The cuffs as seen below are elastic-free, letting me push the sleeves up my forearms. The tabs are self-fabric which I much prefer to the rubbery ones that everyone uses and the cuff edge is scooped for a little extra hand protection.
The only other real features are a bungeed hem with an adjuster at each hip and some subtle reflective patches here and there.
The eVent fabric used here is superb, it’s light and supple and works perfectly. I walked from Rannoch Station to Spean Bridge in almost constant rain or drizzle in the Air, even when the sun shone briefly and the temperature rose with it I kept it on and I stayed dry inside.
It is slim fit, you can feel that when you put it on, but just like its predecessor it settled quickly and the lack of extra fabric sticking out or flapping around is they way it should be. Outdoor gear should be worn as close as possible, it doesn’t matter what you look like, the fabrics all work better. If it’s cut right like the Air is, slim isn’t restrictive, it’s comfortable.
Getting slim fit, articulation and low weight is also an art.
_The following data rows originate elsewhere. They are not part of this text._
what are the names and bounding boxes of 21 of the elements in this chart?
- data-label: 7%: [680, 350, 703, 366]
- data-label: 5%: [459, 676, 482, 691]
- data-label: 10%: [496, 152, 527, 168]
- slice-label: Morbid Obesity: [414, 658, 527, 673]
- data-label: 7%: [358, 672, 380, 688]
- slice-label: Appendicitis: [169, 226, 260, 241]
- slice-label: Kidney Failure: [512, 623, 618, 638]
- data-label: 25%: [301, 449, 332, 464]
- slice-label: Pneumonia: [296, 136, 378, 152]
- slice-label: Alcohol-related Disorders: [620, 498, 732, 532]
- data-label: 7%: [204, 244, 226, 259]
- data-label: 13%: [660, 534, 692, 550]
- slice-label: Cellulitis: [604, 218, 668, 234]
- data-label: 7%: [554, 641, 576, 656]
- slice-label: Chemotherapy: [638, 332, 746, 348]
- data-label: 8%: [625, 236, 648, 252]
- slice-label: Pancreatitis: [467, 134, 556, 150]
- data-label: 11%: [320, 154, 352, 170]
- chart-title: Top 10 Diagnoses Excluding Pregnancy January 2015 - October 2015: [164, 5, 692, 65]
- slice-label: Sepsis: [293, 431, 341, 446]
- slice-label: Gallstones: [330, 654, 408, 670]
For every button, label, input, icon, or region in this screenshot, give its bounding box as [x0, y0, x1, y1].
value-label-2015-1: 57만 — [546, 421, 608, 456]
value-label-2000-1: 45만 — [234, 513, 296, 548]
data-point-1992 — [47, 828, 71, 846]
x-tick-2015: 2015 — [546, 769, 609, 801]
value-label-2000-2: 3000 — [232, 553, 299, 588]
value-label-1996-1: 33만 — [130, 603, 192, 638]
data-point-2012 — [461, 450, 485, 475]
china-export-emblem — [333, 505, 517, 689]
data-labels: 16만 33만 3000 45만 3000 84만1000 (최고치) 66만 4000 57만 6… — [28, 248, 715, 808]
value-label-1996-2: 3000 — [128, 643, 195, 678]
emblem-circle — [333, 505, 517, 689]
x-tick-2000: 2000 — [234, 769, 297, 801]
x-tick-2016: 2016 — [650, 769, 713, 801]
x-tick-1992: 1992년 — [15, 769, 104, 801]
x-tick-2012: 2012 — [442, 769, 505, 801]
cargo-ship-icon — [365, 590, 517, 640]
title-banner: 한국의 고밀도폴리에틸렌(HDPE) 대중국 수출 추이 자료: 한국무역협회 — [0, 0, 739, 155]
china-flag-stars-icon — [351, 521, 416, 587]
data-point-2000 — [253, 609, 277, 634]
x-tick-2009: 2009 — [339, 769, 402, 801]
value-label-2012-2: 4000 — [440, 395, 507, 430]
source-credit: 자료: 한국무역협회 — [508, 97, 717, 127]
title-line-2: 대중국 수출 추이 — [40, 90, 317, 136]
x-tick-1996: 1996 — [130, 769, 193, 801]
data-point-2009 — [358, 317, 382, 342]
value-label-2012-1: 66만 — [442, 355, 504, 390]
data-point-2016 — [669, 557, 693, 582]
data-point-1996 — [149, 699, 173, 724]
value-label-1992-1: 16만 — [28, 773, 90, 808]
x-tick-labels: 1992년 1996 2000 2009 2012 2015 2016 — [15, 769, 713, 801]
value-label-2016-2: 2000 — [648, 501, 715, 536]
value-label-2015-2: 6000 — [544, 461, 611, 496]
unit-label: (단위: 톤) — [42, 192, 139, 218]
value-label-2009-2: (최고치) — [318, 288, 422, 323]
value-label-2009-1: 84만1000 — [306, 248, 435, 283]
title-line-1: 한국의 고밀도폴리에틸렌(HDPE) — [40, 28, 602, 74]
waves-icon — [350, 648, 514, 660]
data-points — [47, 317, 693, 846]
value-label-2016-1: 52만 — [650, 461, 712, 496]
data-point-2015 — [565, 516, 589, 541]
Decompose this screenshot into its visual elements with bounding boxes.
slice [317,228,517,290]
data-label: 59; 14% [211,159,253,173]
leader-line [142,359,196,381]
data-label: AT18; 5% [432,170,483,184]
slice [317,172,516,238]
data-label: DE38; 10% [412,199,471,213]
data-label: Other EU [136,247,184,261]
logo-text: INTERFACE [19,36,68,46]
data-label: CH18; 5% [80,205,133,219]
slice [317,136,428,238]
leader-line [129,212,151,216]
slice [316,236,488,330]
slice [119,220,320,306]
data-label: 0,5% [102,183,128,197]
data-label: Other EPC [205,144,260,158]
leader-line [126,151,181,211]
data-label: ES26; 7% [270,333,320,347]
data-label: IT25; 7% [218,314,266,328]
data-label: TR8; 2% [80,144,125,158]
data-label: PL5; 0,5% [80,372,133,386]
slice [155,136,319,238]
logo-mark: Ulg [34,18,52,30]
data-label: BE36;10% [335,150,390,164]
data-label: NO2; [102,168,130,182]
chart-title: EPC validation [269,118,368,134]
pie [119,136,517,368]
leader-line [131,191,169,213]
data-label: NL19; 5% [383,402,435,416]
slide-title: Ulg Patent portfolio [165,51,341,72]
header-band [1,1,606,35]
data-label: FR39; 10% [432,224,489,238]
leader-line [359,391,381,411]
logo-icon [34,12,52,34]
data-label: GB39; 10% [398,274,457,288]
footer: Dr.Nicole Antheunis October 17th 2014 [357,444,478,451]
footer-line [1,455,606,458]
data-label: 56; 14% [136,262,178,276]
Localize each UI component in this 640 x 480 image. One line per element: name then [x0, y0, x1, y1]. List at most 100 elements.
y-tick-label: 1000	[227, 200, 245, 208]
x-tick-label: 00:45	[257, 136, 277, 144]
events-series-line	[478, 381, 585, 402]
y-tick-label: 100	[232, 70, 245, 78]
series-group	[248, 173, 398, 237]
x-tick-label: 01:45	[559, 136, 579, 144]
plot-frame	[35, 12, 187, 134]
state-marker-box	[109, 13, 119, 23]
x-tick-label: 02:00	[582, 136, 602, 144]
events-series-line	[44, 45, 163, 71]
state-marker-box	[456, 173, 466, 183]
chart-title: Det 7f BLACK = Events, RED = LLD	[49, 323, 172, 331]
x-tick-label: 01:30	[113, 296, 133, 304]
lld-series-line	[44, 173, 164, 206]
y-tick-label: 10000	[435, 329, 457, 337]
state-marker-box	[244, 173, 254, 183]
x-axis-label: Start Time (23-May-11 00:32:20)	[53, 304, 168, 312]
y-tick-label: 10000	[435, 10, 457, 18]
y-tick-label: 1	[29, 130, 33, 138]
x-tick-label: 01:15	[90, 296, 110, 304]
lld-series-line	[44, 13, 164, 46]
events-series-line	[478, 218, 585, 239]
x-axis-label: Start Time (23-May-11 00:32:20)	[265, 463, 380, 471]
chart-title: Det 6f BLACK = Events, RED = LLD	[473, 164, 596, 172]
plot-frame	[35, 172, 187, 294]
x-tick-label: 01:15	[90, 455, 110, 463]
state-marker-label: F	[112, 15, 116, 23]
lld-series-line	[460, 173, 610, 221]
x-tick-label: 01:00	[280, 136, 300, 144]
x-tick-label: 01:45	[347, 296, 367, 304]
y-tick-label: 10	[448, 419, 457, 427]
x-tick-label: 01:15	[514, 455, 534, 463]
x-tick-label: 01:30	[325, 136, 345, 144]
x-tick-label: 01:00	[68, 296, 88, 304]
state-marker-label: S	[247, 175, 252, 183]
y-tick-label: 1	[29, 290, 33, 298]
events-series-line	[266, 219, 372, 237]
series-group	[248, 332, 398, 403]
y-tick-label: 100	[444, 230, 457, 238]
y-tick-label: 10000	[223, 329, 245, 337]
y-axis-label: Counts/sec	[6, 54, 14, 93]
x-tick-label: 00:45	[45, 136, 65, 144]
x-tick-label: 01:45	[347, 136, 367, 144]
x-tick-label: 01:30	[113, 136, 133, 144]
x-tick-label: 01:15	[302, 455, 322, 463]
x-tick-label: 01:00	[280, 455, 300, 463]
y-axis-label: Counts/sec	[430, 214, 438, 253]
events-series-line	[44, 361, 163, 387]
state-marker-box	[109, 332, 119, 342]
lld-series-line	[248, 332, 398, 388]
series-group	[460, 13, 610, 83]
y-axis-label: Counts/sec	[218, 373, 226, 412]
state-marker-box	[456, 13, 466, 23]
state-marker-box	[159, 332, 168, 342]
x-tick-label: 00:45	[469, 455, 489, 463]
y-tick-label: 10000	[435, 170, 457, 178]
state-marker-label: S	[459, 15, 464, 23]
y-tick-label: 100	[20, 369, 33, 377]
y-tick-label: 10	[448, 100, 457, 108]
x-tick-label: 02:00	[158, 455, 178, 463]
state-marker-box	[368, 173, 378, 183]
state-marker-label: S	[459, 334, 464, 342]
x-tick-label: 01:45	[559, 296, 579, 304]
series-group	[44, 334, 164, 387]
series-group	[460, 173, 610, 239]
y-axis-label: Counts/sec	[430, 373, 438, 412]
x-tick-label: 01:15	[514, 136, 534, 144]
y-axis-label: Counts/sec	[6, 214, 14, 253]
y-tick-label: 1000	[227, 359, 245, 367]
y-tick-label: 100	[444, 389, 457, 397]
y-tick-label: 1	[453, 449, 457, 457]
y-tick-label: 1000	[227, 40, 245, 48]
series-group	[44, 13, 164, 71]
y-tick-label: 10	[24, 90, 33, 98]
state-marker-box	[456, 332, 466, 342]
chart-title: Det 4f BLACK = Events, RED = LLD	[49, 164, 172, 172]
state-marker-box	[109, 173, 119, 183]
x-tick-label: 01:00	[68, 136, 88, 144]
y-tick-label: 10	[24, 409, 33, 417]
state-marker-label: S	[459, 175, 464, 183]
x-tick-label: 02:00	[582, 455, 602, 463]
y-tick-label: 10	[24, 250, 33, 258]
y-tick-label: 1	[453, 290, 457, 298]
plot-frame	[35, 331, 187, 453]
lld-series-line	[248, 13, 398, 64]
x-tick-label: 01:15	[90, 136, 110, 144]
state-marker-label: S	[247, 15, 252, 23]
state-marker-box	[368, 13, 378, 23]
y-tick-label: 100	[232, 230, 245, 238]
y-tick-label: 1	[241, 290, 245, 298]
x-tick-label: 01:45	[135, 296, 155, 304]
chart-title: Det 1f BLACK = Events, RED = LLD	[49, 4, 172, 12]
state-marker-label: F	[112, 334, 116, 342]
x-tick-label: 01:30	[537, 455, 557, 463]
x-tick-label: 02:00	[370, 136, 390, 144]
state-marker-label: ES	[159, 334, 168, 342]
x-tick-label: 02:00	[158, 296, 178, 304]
I’ve had jackets in for test that proclaim their weight as their main features and then their cuffs slide straight up to your elbow because the weight’s be attained by missing out some vital movement-enhancing seams and that’s just pointless.
The Air is quite short at the front, good for leg lifts, which shows it’s active/multisport intentions, but it didn’t cause me any mischief just trail walking, it doesn’t pull out of my rucksack hipbelt or anything, due in part to the arm articulation which is also inherited from it’s dad.
Construction is pretty neat, seams are where the articulation has been sculpted around the shoulders and around the hood, leaving the back and the pocketless side with big breathable areas.
So does it deserve the name of Air? Yes and no. It’s a very different jacket, the original Air was much more tailored to use without a hood and with an even slimmer body and arms that made it perfect for biking and running. The new Air is definitely more mountain, and all-season mountain too with a hood that keeps the sting of winter off your face.
So while it’s not a direct replacement, it’s a natural evolution of the Air design. It’s a cracking jacket and if anything deserves to the carry the Air name, it’s that fella there below.